Felix tried to gulp his least noticeable gulp. As so often occurs in young men, Felix had difficulty expressing the tumultuous love boiling inside of him. He had tried, of course, many times, but the words always seemed to get stuck somewhere in the larynx.
“Juniper…I…I…”
“Yes?”
“I…nothing…never mind,” he croaked. “What do you plan to do about your money problem?”
“Well, I’ll tell you what I’m not going to do,” she said with a sudden flare of spirit. “I’m not going to sit around here bemoaning my tribulations and going on with all this ‘woe is me’ jazz. It’s time to pick myself up and forge a path through my troubles. All I need is a plan.”

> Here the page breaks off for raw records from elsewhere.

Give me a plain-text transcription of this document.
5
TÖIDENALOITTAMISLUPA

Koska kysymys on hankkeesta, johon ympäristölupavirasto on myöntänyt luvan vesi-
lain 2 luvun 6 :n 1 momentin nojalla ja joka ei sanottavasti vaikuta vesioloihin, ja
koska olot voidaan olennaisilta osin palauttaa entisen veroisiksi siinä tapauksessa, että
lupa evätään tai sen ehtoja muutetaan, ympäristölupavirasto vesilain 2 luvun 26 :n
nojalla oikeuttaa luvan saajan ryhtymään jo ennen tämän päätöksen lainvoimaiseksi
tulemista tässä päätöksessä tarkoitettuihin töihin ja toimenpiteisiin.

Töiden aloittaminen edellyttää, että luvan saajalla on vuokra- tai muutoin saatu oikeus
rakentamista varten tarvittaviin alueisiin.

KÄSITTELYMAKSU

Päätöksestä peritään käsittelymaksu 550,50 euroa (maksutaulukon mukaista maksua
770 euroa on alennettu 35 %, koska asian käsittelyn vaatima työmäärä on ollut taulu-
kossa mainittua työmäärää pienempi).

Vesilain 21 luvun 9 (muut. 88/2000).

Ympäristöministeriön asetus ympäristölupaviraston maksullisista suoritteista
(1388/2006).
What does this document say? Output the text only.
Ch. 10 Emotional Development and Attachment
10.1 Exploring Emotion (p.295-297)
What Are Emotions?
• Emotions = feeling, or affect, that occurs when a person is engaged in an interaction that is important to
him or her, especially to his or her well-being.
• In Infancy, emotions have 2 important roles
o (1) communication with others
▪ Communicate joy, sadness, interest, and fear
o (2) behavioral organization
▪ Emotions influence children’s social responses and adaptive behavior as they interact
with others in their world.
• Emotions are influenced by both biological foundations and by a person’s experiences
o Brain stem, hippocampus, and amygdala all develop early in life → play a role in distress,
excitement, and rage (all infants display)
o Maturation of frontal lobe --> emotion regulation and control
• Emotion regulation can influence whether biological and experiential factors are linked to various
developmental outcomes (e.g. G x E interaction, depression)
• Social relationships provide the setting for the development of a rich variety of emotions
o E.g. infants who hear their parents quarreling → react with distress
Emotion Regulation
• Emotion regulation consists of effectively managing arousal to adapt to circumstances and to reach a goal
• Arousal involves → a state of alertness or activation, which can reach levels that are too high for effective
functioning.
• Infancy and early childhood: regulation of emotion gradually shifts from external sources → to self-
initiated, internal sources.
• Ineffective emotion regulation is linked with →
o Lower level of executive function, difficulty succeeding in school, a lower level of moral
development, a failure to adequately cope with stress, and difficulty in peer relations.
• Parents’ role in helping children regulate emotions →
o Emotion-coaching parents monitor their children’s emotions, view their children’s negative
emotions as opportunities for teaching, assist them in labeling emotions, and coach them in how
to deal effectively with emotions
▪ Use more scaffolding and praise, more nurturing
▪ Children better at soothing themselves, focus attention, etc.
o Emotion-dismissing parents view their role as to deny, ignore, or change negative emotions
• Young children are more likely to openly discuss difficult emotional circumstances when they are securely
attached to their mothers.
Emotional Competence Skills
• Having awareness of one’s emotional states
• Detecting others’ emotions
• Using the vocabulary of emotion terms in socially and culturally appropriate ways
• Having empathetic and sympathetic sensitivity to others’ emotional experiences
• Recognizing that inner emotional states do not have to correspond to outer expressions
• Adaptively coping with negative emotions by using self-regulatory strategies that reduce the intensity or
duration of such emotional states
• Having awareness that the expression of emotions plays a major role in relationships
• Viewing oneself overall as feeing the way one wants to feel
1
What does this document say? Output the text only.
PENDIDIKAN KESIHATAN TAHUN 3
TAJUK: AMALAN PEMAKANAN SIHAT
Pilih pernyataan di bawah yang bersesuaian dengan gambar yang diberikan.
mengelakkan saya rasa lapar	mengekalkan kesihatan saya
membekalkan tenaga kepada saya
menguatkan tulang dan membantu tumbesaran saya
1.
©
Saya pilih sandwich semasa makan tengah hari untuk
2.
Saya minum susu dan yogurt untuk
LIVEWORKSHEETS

“What about getting a job?”
“Felix, please, if you’re not going to offer serious suggestions I’d rather you offer none at all. I -” From across the room a bulletin board suddenly grabbed her thoughts. Pinned to the board was a large red flyer, emblazoned with the words ‘Talent Show’. Juniper rushed over and scanned the notice with the feverish speed of a girl who needed easy money.
“Felix,” she announced once she had finished, “You need not worry about my situation any longer. A thousand dollars goes to the winner of the university talent show, and I, as I believe it is generally know, am simply bursting with talent. It’s only a question of picking the right mode through which to express it.”
“Perhaps you could sing?” suggested the helpful Felix.
Juni bit her lip. She seemed to recall a vague memory of once being politely (but firmly) asked to leave the church choir for matters chiefly (but not completely) aural.
“I find singing a tad lowly, don’t you? Peasant stuff, really…”
“I couldn’t agree more. What about a dance?”
The fiasco of Juniper’s prom, in which she managed to single-handedly take out an entire bandstand through her attempt at rhythmic movement, came roaring back upon her like East Asian typhoon.
“No…I…no.” She said with a shake of the head.
“Well, what do you have in mind, then?”
Juniper thought for a moment. “I was always quite good at magic shows when I was a child. I remember my parents bought me a splendid trick when I was eleven. Top notch illusion. It would be sure to win me the blue ribbon. But I lent it to my brother Theo a few years back and he lost it to -” She stopped cold.
“Come on!” she suddenly started up again, turning towards the common room’s door.
“Where are we going?” asked Felix, feeling more confused than he generally did when he was around Juni.
Juniper spun back around with a blaze in her eyes. “To avenge the family honor, bring humiliation to fraternity row, and, most importantly, get back my trick!”